Goose Lane Editions – the oldest independent press in Canada – celebrates its 70th birthday this year.
The press, founded in 1954 by poet, critic, translator, and professor Fred Cogswell and his colleagues at the University of New Brunswick’s English department, began very humbly. Fiddlehead Poetry Books grew out of Cogswell’s work editing for The Fiddlehead, the quarterly literary journal that was established in 1945. The group convinced the university to pay for one book a year, with manuscripts to be chosen by an editorial board, but as Roy MacSkimming notes in the second edition of his book The Perilous Trade, an overview of the publishing industry in English Canada, the arrangement didn’t last long.

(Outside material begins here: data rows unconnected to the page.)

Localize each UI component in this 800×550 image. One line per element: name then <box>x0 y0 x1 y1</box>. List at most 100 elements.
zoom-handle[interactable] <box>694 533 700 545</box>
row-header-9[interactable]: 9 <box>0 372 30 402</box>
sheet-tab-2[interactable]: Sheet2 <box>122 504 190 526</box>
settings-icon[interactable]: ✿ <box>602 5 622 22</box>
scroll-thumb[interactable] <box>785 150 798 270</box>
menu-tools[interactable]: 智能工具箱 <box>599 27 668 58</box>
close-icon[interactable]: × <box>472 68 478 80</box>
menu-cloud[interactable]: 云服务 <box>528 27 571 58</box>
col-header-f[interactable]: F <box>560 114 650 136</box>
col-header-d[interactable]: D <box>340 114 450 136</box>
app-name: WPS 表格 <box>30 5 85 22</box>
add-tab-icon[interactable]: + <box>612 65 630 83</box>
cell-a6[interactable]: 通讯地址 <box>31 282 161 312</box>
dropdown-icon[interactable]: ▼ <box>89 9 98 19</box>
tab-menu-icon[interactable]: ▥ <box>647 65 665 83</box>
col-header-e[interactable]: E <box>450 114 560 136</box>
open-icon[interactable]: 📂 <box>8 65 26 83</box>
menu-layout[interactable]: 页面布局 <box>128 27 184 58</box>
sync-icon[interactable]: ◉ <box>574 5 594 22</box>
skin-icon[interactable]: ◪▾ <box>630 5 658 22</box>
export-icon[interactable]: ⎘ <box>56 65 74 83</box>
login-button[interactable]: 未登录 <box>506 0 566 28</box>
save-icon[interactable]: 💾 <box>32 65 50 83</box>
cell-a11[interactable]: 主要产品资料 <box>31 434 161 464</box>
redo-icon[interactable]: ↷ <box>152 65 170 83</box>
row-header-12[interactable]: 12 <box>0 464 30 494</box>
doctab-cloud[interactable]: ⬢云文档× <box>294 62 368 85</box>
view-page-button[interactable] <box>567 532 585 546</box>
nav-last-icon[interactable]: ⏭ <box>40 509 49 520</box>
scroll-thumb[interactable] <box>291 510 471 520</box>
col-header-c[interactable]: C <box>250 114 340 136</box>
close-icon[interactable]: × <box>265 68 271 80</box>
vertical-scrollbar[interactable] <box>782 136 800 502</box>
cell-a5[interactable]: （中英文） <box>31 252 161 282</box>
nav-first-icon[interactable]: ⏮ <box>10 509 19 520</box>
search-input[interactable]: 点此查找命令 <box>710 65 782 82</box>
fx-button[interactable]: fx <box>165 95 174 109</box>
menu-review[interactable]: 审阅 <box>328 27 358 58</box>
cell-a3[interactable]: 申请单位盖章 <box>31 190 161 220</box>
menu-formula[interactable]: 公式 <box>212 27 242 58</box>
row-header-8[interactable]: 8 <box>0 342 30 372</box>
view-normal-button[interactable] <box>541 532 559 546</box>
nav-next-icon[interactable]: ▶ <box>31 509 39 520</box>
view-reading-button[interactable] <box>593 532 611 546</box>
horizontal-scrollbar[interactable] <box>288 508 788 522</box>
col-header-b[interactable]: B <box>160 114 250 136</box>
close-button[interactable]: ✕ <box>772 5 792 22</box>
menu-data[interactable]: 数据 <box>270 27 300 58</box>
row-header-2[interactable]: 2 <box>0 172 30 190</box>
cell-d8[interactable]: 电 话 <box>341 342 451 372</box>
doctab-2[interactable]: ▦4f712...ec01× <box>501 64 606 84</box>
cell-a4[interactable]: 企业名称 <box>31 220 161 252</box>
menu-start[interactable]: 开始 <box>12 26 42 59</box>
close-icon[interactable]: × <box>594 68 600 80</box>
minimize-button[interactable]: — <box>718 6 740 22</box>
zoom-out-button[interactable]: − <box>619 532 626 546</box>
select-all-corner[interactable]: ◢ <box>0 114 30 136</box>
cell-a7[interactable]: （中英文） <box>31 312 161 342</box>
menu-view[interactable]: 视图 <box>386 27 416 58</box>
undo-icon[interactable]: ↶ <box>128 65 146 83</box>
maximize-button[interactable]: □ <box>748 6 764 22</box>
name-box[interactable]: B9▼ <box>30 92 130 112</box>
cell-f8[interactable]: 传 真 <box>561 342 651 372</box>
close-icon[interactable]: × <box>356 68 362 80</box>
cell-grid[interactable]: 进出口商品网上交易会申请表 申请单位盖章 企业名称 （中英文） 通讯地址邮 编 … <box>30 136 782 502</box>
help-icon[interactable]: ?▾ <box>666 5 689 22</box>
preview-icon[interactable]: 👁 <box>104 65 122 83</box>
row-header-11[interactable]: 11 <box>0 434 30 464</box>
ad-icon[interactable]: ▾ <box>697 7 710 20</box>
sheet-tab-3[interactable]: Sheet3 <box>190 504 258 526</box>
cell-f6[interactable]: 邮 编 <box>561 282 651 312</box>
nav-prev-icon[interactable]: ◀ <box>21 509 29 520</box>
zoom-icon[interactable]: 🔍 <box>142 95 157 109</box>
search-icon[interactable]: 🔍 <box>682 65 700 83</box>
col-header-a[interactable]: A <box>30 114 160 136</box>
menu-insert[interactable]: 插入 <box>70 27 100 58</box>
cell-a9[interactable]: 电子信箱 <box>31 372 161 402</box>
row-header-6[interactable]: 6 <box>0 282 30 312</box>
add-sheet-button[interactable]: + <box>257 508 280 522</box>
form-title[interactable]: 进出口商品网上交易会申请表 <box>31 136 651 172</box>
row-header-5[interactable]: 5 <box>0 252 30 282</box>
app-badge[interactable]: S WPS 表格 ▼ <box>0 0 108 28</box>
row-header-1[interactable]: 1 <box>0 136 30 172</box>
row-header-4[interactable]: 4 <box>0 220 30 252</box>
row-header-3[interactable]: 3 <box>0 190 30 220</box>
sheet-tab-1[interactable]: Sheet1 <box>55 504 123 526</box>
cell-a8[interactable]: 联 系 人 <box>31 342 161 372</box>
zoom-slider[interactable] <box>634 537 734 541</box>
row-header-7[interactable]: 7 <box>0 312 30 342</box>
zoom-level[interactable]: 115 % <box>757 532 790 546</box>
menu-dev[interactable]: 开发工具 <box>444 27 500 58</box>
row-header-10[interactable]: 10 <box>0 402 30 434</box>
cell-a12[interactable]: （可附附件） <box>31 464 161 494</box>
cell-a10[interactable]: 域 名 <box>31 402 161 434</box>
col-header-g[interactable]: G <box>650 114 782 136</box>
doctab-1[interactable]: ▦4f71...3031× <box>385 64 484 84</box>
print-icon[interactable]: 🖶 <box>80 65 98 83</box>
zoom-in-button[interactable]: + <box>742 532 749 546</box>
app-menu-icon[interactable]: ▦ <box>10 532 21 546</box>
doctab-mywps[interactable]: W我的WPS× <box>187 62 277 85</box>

“After three years, Cogswell broke with his board to publish, on a hunch, a collection of poems with the curious title Emu, Remember!, by an unknown named Al Purdy,” MacSkimming writes. “The next year, the university withdrew its support.”
Cogswell went on to run the press for 24 years on his own salary, “assisted only by the occasional volunteer,” MacSkimming writes. Cogswell published chapbooks by a wide range of poets, increasing the number of volumes the press put out once Canada Council block grants became available.
The press took up the name Goose Lane Editions in 1981, when Cogswell retired and passed the business on to writer Peter Thomas. Thomas moved the press to a garden shed on Goose Lane in Fredericton, and the press has been known as Goose Lane Editions ever since.
Thomas added fiction and nonfiction to the press’s list. Several years after taking over, he hired current publisher Susanne Alexander as an intern. In 1989, Alexander and her colleague Julie Scriver bought shares of the press from Thomas and took over operations, bringing in Laurel Boone to run editorial operations.
Goose Lane continues to issue works of poetry under the icehouse poetry imprint, launched in 2012. The company has also developed a reputation for its strong fiction and narrative nonfiction list, as well as an art book program in collaboration with Canada’s most prestigious galleries and museums.